The nurses then wash the naked bodies. Martyrs and Saints shows what it is to be a patient having to go through ‘horribly embarrassing things’ (Hallelujah np). We are shown, for example, a needle going through a penis. This is something we don’t want to think about - not to mention see live onstage. Equally this is something sufferers do not want to experience but they don’t have that choice: we suffer in empathy. Athey shows through these images that ‘it’s just that hard all the time’ (Ibid). Rather than merely feeling “sorry” for victims of the AIDS virus the audience can begin to understand their daily struggles. By having the courage to put these images onstage Athey is progressing public perception of the condition. However it is a very select audience who wish to see these performances and so its ability to engender social change is limited. Limited though it may be, Athey’s work should be credited for providing truthful presentation which may be a source of comfort for many. Freeman writes that it is ‘the truth that we crave’ (89), including the ‘visceral truth of the body that bleeds’ (ibid). In a time of modernity, mass and micro media it is easy to feel distanced and desensitised. The liveness of this work plants the audience in reality, even if it is a difficult one.

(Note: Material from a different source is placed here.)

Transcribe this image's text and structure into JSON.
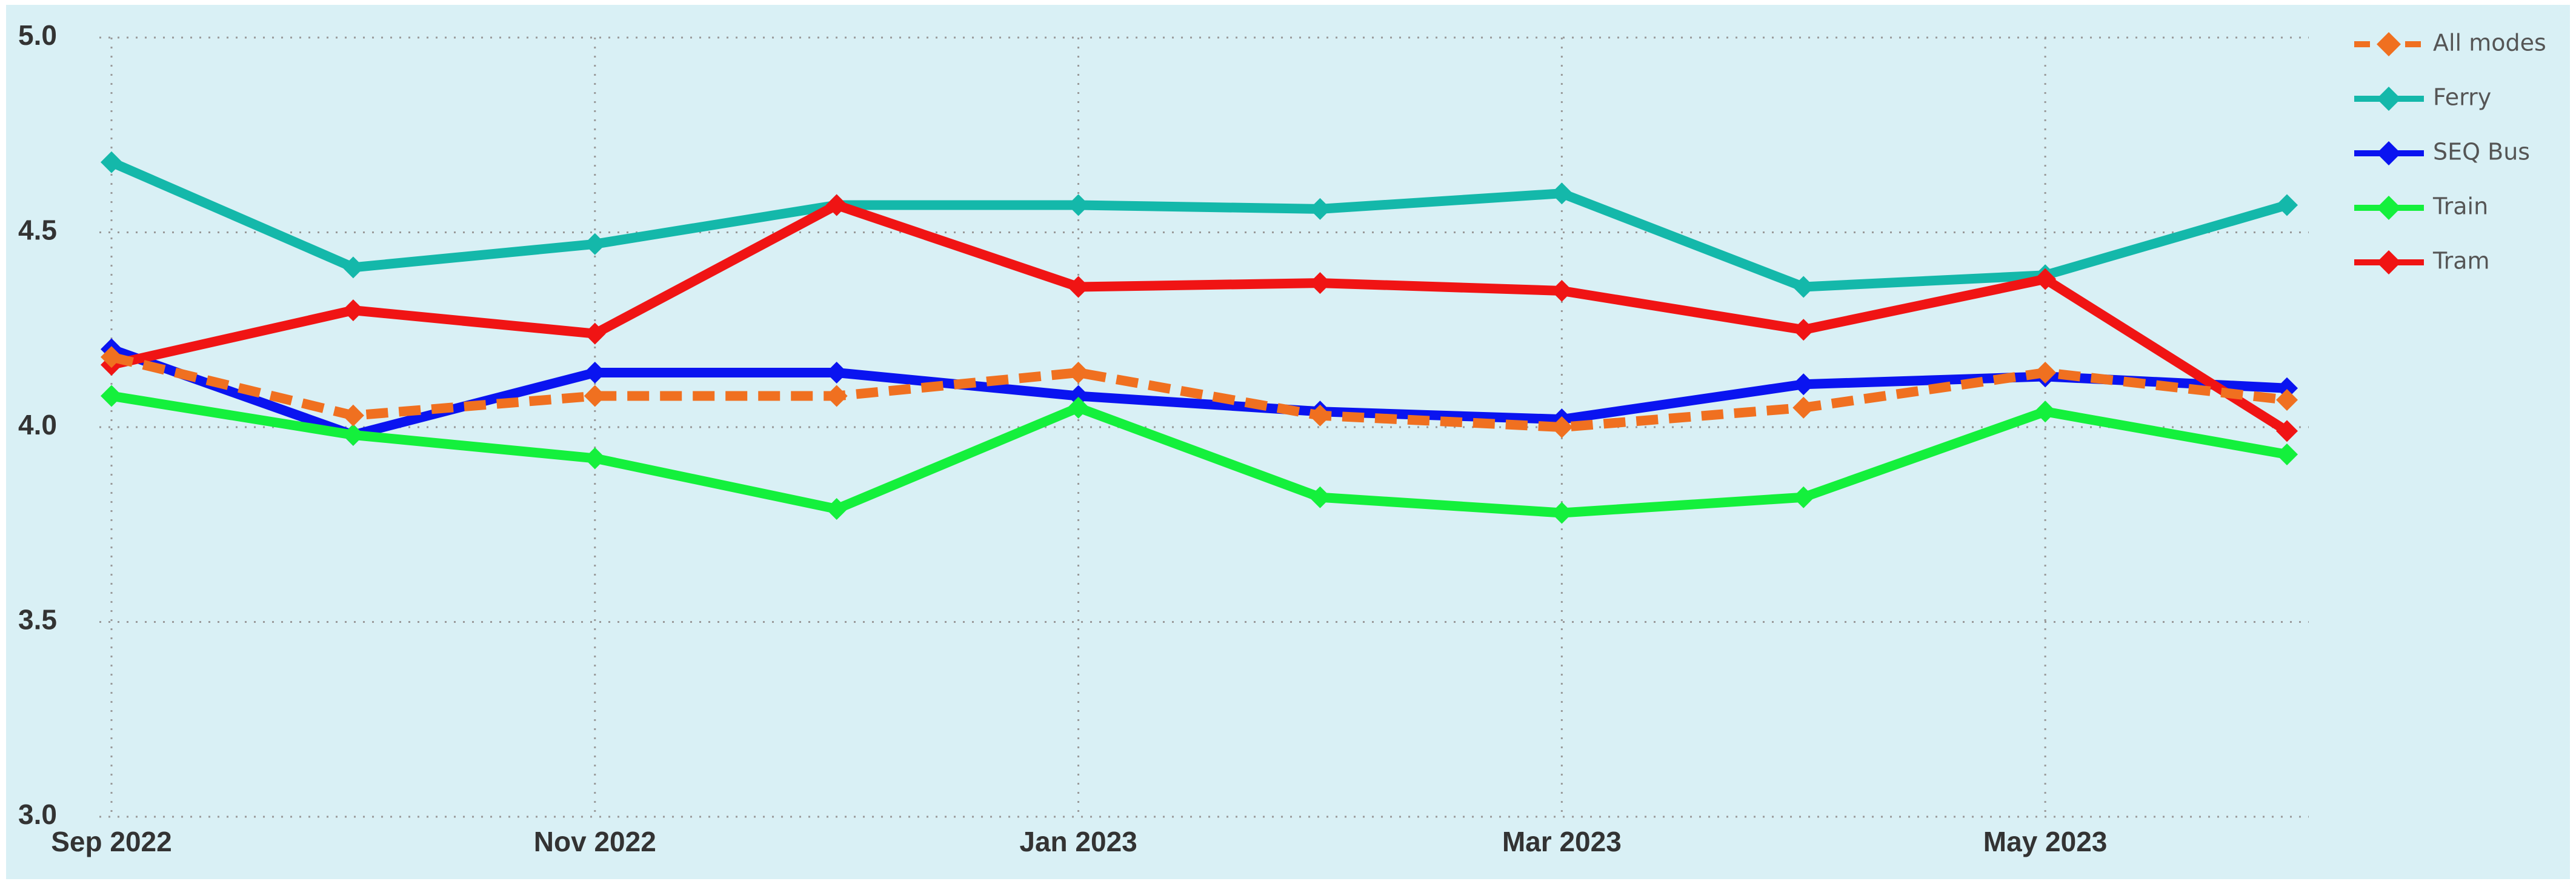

The last statement Athey makes in the documentary Hallelujah is that:

‘… living with HIV and watching a lot of people die makes me just tremble […] with this anticipation with “Oh my God I’m alive today and anything amazing or horrible can happen but at least it’s still happening.’

This statement infers foresight of Athey’s mortality. There is urgency and liveness to his work as he knows his lifetime, and thus also his body of work, is limited (Hallelujah np). For that reason his creative process is like a ‘frenzy to make it bigger, to make it more…to make it mean something’ (ibid). So he continues to push boundaries: he wears a crown of thorns made of needles, he shares a double-ended dildo and he undergoes an enema onstage. It is his protest. Stigma could be seen as offending someone outside of the understanding of a subject. It ridicules the very idea of stigma when this offence is nowhere near the suffering of the affected individuals. The performers present complex images and dismiss those who judge and misunderstand by continuing to progress within the art. Let the outsiders be disgusted because for this community: this is real and no one else will ever know that pain.

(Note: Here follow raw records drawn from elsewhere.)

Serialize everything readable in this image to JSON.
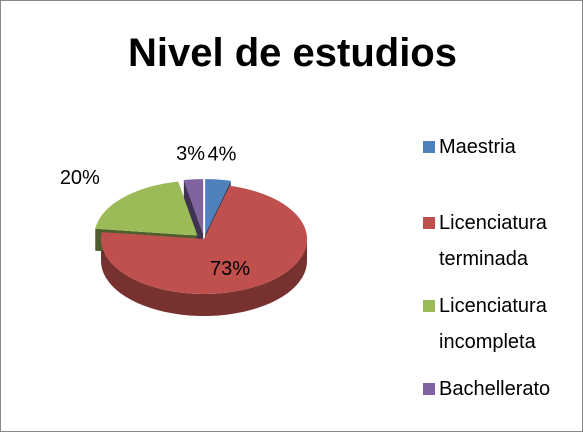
{
  "chart_data": {
    "type": "pie",
    "title": "Nivel de estudios",
    "categories": [
      "Maestria",
      "Licenciatura terminada",
      "Licenciatura incompleta",
      "Bachellerato"
    ],
    "values": [
      4,
      73,
      20,
      3
    ],
    "value_labels": [
      "4%",
      "73%",
      "20%",
      "3%"
    ],
    "colors": [
      "#4f81bd",
      "#c0504d",
      "#9bbb59",
      "#8064a2"
    ],
    "legend": "right"
  }
}
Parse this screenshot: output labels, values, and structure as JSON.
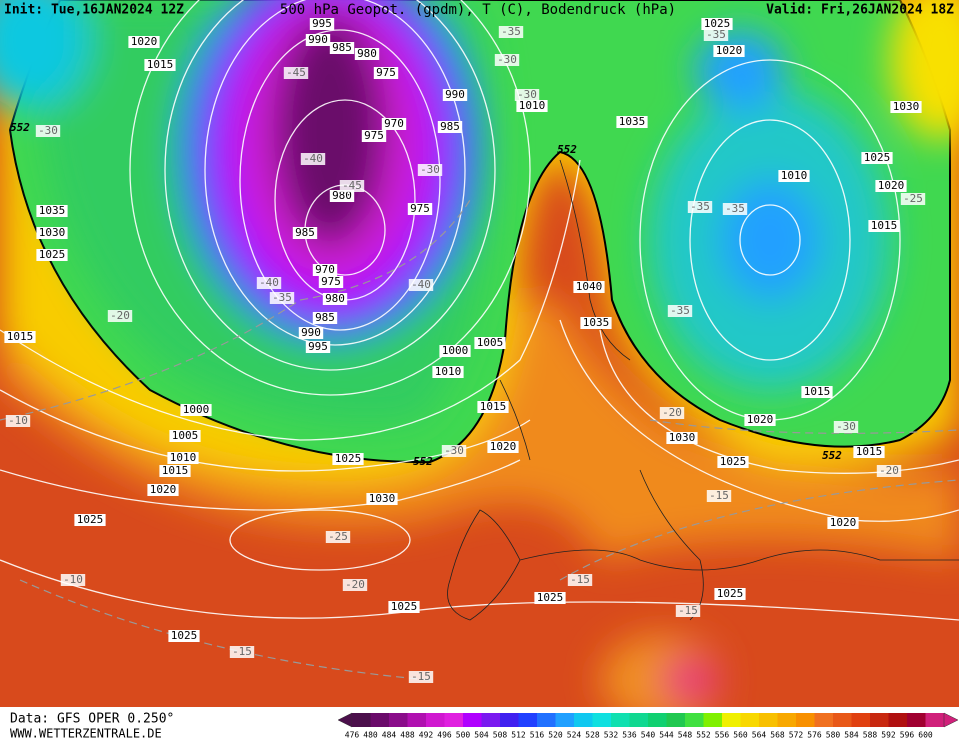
{
  "header": {
    "init": "Init: Tue,16JAN2024 12Z",
    "title": "500 hPa Geopot. (gpdm), T (C), Bodendruck (hPa)",
    "valid": "Valid: Fri,26JAN2024 18Z"
  },
  "footer": {
    "source": "Data: GFS OPER 0.250°",
    "site": "WWW.WETTERZENTRALE.DE"
  },
  "colorbar": {
    "labels": [
      476,
      480,
      484,
      488,
      492,
      496,
      500,
      504,
      508,
      512,
      516,
      520,
      524,
      528,
      532,
      536,
      540,
      544,
      548,
      552,
      556,
      560,
      564,
      568,
      572,
      576,
      580,
      584,
      588,
      592,
      596,
      600
    ],
    "colors": [
      "#4b0f4b",
      "#6a0a6a",
      "#8a0c8a",
      "#b010b0",
      "#d018d0",
      "#e020e0",
      "#b000ff",
      "#7a1af0",
      "#4020f0",
      "#2040ff",
      "#2070ff",
      "#20a0ff",
      "#10c8f0",
      "#10e0e0",
      "#10e0b0",
      "#10d890",
      "#10d070",
      "#20c850",
      "#40e040",
      "#80f000",
      "#f0f000",
      "#f8d800",
      "#f8c000",
      "#f8a800",
      "#f89000",
      "#f07020",
      "#e85818",
      "#e04010",
      "#c82810",
      "#b01010",
      "#a00030",
      "#d0207a"
    ]
  },
  "map": {
    "isobar_labels": [
      "995",
      "990",
      "985",
      "980",
      "975",
      "970",
      "975",
      "990",
      "985",
      "980",
      "975",
      "985",
      "970",
      "975",
      "980",
      "985",
      "990",
      "995",
      "1000",
      "1005",
      "1010",
      "1015",
      "1020",
      "1025",
      "1030",
      "1020",
      "1015",
      "1035",
      "1030",
      "1025",
      "1015",
      "1000",
      "1005",
      "1010",
      "1015",
      "1020",
      "1025",
      "1025",
      "1025",
      "1025",
      "1025",
      "1025",
      "1030",
      "1035",
      "1040",
      "1035",
      "1010",
      "1025",
      "1020",
      "1030",
      "1025",
      "1020",
      "1010",
      "1015",
      "1015",
      "1020",
      "1015",
      "1020"
    ],
    "temperature_labels": [
      "-35",
      "-30",
      "-45",
      "-30",
      "-40",
      "-45",
      "-30",
      "-40",
      "-35",
      "-40",
      "-20",
      "-10",
      "-30",
      "-25",
      "-20",
      "-10",
      "-15",
      "-15",
      "-15",
      "-15",
      "-15",
      "-20",
      "-30",
      "-20",
      "-35",
      "-35",
      "-35",
      "-25",
      "-35",
      "-30"
    ],
    "height_labels": [
      "552",
      "552",
      "552",
      "552"
    ]
  }
}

It is easy to have sympathy for a cancer patient. The illness is physical and destroying their body. You may not understand their experience but that much is clear. Baker is able to contrast the experiences and states that ‘the isolation and anguish of severe mental illness was much worse than having something physical that people could understand better’ (Suffering np). Baker is relatable and this gives the claim power as does her focus on mental rather than physical illness in her work. Mental illness does not discriminate and yet people are shocked to think that a woman they might see in daily life as merely eccentric was hospitalised forty-two times in eleven years (Gardner np). Yet it is important to note that Baker and Athey do not aim to shock. They depict their life experiences through performance art and it is societal stigma which fuels controversy. For the performer it is almost less about the condition itself than the liveness of the work. They may revel in the ability to surprise but potentially more so because it evokes performance’s ‘capacity to arouse […] awareness’ (Cesare 9) of the relationship between audience and performer. The audience becomes close to the performer: in Baker’s case to intimate details of her life and in Athey’s - through physical proximity to his naked, bleeding body. To be provoked in the moment in performance is an experience which stays with the individual – a ‘spectator’ (Freeman 89) and ‘witness’ (Etchells 13) to pushing of boundaries and, in Athey’s case, the brutal shattering of stigma.